Has the US stock market disconnected from the real economy? Part 3

In the last two posts, I examined the fundamental basis for earnings of the US stock market. In this post, I will look at pricing and to what extent the market is discounting any of the risks highlighted.

Given that we have been looking at earnings already, all we need to get to the index price is to multiply by the Price-Earnings (PE) ratio from the chart below.

It is clear from the chart that PE ratios have been rising as confidence in the durability of profit growth has cemented. The current pricing levels are such, that even if earnings do return to record levels in late 2021, we would still have a PE ratio at the highs of the last decade.

This suggests that far from pricing any risk that NIPA data might be correct, or that the earnings drop might resemble previous recessions, the market is currently fully pricing a return to record profitability and excellent growth in profitability to continue from there.

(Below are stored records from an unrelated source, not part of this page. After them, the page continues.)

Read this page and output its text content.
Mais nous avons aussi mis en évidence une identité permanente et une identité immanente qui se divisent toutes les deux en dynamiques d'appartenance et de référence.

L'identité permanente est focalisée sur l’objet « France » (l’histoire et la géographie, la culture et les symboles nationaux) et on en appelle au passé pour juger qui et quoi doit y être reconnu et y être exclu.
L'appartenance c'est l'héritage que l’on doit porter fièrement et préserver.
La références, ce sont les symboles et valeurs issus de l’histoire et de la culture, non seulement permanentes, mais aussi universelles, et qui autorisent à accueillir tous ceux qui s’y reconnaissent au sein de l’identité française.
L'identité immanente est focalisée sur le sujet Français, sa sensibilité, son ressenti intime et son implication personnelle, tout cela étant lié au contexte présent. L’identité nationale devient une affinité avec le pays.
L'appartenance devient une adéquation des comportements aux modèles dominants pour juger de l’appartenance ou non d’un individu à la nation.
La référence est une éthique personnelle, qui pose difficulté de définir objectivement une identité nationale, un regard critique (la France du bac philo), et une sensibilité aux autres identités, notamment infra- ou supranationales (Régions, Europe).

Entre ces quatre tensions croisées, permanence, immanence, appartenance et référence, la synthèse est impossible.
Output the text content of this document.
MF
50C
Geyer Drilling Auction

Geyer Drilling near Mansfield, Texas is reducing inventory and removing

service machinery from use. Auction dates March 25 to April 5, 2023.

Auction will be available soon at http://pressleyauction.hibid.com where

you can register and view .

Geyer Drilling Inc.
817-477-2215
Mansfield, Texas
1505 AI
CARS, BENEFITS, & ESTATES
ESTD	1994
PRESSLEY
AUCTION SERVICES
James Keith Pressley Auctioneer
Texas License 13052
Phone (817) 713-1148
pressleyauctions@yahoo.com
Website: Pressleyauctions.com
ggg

I would rate stock market optimism as extremely high.

One thought on “Has the US stock market disconnected from the real economy? Part 3”

  1. Do you not think that such high PE ratios are a consequence of ZIRP?

    Such low (nominal) interest rates have effectively destroyed the time value of money. Hence, growth stocks are now being valued ~5 years into the future. This has produced ‘high’ PE ratios.

    Obviously, if CB’s raise rates, the story will be different, but without a serious bout of inflation, such action is unlikely. Thus, at present, such valuations may not seems too unnatural.

    It could be worth creating a model of PE ratios adjusted for real interest rates & QE to get a sense of just how over/fairly valued stocks are.